You’ve got to listen to this! Today I travelled in both space and time to planet UN-BE-LIE-VA-BLE and back. Actually, I only took the commuter train to the north side of Stockholm, but it sure felt like I passed through several dimensions of stupidity.

I was invited to a meeting for salespeople and managers, to what supposedly was an opportunity to learn from experts in the business.

The first presenter of the day was a seasoned manager/president/marketing director (you name it) who was now working as the president of a management consulting company. The theme of the presentation was “increased profitability and performance related pay”.

The topic alone was almost enough to make me miss out on this opportunity but I figure that sometimes it’s good to hear what “they” say, just in order to keep an open mind. I don’t feel so open minded anymore, however.

There was a lot of discussion about how to design effective systems of performance related pay. Most people seemed to agree that PRP was essentially a good thing, BUT I couldn’t hear one single success story where people actually enjoyed working for any of these companies. Everyone had a bunch of issues with their systems that they wanted to be fixed before they were entirely satisfied. One common problem was that the systems changed too often(!?!).
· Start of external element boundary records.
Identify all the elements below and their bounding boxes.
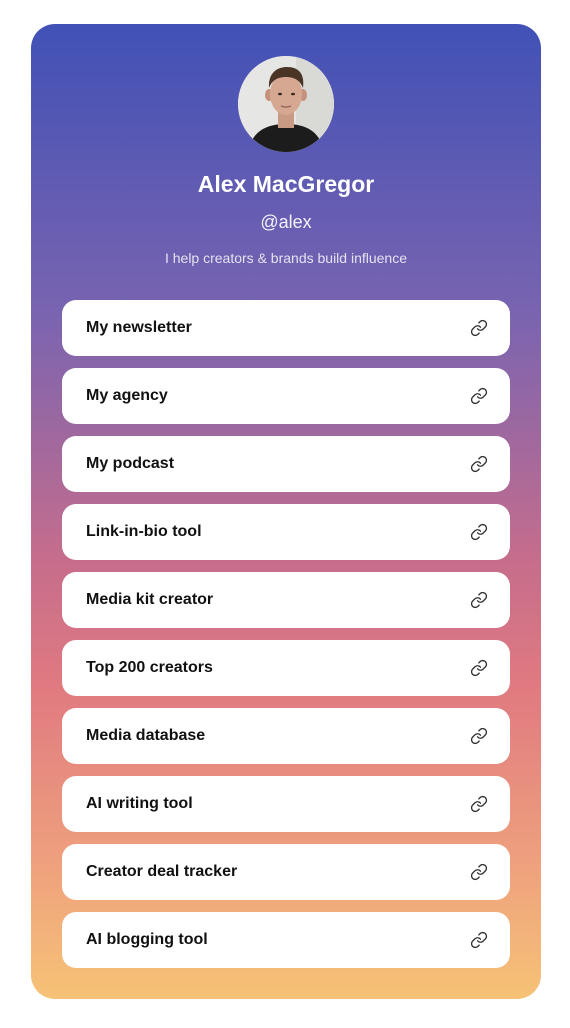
link-label: Media database [86, 727, 206, 744]
avatar[interactable] [238, 56, 334, 152]
profile-card: Alex MacGregor @alex I help creators & b… [31, 24, 541, 999]
profile-name: Alex MacGregor [197, 171, 375, 197]
link-label: AI blogging tool [86, 931, 208, 948]
link-label: Creator deal tracker [86, 863, 238, 880]
link-label: Link-in-bio tool [86, 523, 202, 540]
link-icon [470, 387, 488, 405]
link-icon [470, 727, 488, 745]
link-button-creator-deal-tracker[interactable]: Creator deal tracker [62, 844, 510, 900]
link-button-ai-blogging-tool[interactable]: AI blogging tool [62, 912, 510, 968]
link-button-ai-writing-tool[interactable]: AI writing tool [62, 776, 510, 832]
link-icon [470, 931, 488, 949]
link-label: Top 200 creators [86, 659, 213, 676]
link-icon [470, 455, 488, 473]
link-button-my-newsletter[interactable]: My newsletter [62, 300, 510, 356]
link-icon [470, 863, 488, 881]
profile-bio: I help creators & brands build influence [164, 250, 408, 266]
link-icon [470, 795, 488, 813]
link-label: My podcast [86, 455, 175, 472]
avatar-photo [238, 56, 334, 152]
links-list: My newsletter My agency My podcast Link-… [62, 300, 510, 980]
link-icon [470, 591, 488, 609]
link-icon [470, 659, 488, 677]
link-button-top-200-creators[interactable]: Top 200 creators [62, 640, 510, 696]
link-button-my-agency[interactable]: My agency [62, 368, 510, 424]
link-label: My newsletter [86, 319, 192, 336]
link-button-media-database[interactable]: Media database [62, 708, 510, 764]
link-label: AI writing tool [86, 795, 193, 812]
link-icon [470, 523, 488, 541]
link-label: My agency [86, 387, 168, 404]
link-button-link-in-bio-tool[interactable]: Link-in-bio tool [62, 504, 510, 560]
link-label: Media kit creator [86, 591, 214, 608]
link-button-my-podcast[interactable]: My podcast [62, 436, 510, 492]
link-button-media-kit-creator[interactable]: Media kit creator [62, 572, 510, 628]
profile-handle: @alex [260, 212, 312, 232]
link-icon [470, 319, 488, 337]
One guy at my table, who was very pro-PRP, told us how their system kept their sales people alert:

– I’m also payed the same way and my salary is very much depending on the sales performance of my staff so you can see how I keep the whip on them at all times.

When I asked if he would pass down a top sales person who was not driven by money the same way he was, the answer was a distinct “YES”. Such a person would not fit into his salary system.

Our speaker then proceeded to tell us how it is a good idea to update a performance related system every couple of years or so:

– You see, after a couple of years people will learn how to beat the system and will start to take advantage of any weaknesses in it.

I simply had to ask if he wasn’t able to see a bigger problem in this picture. If you design a system that people feel compelled to beat, don’t you think that the problem might lie somewhere else than in trying to foolproof the system? At this time the guy at my table spoke up again:

– Well, that happens every now and again. But we have a general clause in our contract stating that the company can intervene and withhold the payment if we suspect that someone is using any unforeseen side effects of our system.

I completely lost my breath at this point and failed to say anything else. However, I think that I got an explanation for this behaviour when we were told to be careful to take any soft values into consideration when trying to keep employees happy:

– You see, it’s very hard to handle these soft values, everyone feels differently. It’s much easier to just pay people according to the sales that they bring into the company.

Scotty, please beam me home to 2010 now. This place scares me.